It doesn’t matter how good any of the synthetic suites are, the real meat of the testing has to be under absolute real world conditions. This proves difficult as to record results we have to narrow down fluctuation. Therefore while we would say these are the most useful results to get from this review, there is always going to be a slight margin for error – its not absolutely scientific.
Firstly we installed a fresh copy of Windows 7 Ultimate 64bit Edition onto each of the drives, no programs were installed, just the operating system and a clean update from Microsoft with all patches and security fixes. The machine was then shut down and once started up we recorded boot times – until we reached a working desktop. We used a digital watch for this and repeated the test five times for each drive – once we had these five results we averaged the results and took that for the final figure. We also included a standard £70 Western Digital 1TB hard drive for comparison purposes.

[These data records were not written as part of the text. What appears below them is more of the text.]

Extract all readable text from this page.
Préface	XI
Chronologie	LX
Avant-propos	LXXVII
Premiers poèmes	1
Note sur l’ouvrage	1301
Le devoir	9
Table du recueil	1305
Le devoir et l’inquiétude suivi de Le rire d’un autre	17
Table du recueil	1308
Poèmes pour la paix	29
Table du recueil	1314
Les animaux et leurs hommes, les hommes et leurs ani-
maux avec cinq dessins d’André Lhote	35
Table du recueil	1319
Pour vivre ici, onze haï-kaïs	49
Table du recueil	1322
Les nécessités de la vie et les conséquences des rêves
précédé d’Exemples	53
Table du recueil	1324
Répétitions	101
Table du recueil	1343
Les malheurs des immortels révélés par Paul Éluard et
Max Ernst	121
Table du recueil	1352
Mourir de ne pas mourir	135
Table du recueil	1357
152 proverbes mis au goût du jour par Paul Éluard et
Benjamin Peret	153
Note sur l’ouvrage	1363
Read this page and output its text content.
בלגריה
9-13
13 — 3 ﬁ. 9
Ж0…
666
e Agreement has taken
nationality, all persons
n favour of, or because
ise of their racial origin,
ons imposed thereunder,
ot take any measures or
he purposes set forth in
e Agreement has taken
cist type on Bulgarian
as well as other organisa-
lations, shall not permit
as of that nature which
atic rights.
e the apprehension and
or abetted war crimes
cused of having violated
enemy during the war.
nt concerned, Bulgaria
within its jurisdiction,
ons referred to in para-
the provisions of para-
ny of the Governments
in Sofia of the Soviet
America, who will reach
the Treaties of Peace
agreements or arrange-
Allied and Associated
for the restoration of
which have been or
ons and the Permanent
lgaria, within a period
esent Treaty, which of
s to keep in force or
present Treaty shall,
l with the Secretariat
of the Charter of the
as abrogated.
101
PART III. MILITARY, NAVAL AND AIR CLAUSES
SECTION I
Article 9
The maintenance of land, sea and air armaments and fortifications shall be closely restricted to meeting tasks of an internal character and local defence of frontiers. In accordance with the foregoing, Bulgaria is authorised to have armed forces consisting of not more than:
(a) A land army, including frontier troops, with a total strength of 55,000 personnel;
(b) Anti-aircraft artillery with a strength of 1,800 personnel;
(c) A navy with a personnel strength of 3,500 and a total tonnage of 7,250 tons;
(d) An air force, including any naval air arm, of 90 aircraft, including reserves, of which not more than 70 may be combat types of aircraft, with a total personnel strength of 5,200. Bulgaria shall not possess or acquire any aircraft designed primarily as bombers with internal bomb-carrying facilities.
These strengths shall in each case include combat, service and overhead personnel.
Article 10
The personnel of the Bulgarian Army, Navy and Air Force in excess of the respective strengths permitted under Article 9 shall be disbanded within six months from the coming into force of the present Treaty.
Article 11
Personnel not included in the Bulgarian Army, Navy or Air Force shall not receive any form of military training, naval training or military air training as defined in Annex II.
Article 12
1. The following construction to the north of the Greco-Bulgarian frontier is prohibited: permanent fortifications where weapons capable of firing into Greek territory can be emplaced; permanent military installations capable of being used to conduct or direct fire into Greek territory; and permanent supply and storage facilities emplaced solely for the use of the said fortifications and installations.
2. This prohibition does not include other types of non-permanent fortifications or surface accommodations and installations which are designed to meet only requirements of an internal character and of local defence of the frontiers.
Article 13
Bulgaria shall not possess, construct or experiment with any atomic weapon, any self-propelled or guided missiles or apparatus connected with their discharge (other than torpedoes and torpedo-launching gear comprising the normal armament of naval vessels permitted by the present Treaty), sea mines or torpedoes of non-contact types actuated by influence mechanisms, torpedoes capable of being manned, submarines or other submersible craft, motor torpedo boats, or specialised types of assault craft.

A system that previously took 68 seconds to boot on a standard 1TB drive, now takes 19 seconds with 4 of the Intel 40GB SSD's in Raid 0. We are extremely impressed by this end result and while the graph doesnt show it, we noticed real world benefits when using the operating system also.
Yes, 1.5 seconds to open Adobe Photoshop CS5. Incredible is not the word ! To be fair, the Corsair F40 drives in dual Raid configuration were only marginally slower. Compare this to the 7 seconds it takes with a mechanical 1TB drive and you can see the benefits long term.
Stalker is a slow loading game at the best of times so rather than just measure Photoshop (which is fast regardless) we felt this was a worthwhile inclusion. Our fastest time was 14 seconds recorded with the Quad Raid 0 Intel solution, which was three seconds quicker than the dual Corsair F40 and five seconds faster than the 6GBps Crucial C300 256GB drive. This might not seem like much, but compare this to 34 seconds achieved with a 1TB drive and you begin to see the vast amount of time saved.
This site just gets cooler every day. what an awesome idea.
Over 650MB/s. Almost spat out my tea there, what a great concept idea from intel and very cool of them to send you 4 SSDS for this !
Tips my hat to you Zardon. what a brilliant idea and its actually VERY practical. this is easily upgraded over the months.
That is immense. I love the Corsair F40s and they would be faster than four of these, but if the prices of these drives drop to 80 each, what a bloody great deal. I STILL strongly believe that write speed is no where near as important as read in windows environment. Not outside a server anyway. This is a good indication of read performance.
Until you broke it down on conclusion page I had a brief moment of “WTF!” when I saw the review title. Great idea and it does scale very well, single drive write of 35mb/s is poorish, but it really helps in raid 0. Also that is brilliant to hear their raid 0 controller can still offer TRIM support! That might mean the edge over corsair.
Raid 0 TRIM support? I must have missed that one. intel stepped up to the plate with that. only maker I know who supports that unless ive missed more.
over 650 megabytes per second. Its quite amusing to see that. I know the PCIe controllers are much higher cost for this level of performance from flash memory.
holy crap batman – thats some mega bandwidth !!!!!
Very impressed with this – very interesting article.
An interesting point was made. People might look at this and say/ what the hell is the point? but when you look at the price in total, thats actually LESS than I paid for my first big mechanical hard drive. we are so spolit for choice now. clearly im showing my age.
I would be happy with one of these ! Seriously. I might get one from yoyotech when prices drop.
Is kitguru working with yoyotech now? I live near the store. might pop in and say hello.
As much as the article is fascinating, I dont think this is very realistic for most people. I mean you are using 4 SATA ports on your motherboard for a start which means most of them are gone without getting any mechanical drives.
@ Dan. I don’t agree. most motherboards now have 6 sata ports. even lower end boards. so you would be left with at least 2 slots. 2x2TB hard drives. 4TB mechanical ‘storage’ and mega quick boot up. Works for me and most people I would think.
4 SSDs? I almost swallowed my spoon there.
What is the point of this? 650 MB/s who the hell needs that?
@ Robert, probably not many ‘need it’ but people in some countries would say the same thing about the spoon you just swallowed. thats classed as a luxury also 😉
I think its interesting. If you did it with 256GB Crucial drives at £550 a pop then I might slap some heads, but these are meant to be dropping to £80 a piece soon, its not a lot really for maximum performance.
Fascinating idea really. and it works well. the write performance is quite low, even with four, but i guess it doesnt translate into crap real world performance
Great idea, love it. well done.
The game test got me, the start up time, thats wicked.
Scrummy. COrsair F40 are better but a little more expensive. Have to say I had no idea you lost TRIM support in RAid 0 so the fact Intel support it seems to be a decided factor.
Very nice testing idea, and its a good upgrade option for many users. the 40GB drives seem a great choice right now. Think the corsair ones are also very good.
Great review thanks for the unusual tests, really appeal to me. First time posting, but long time reader.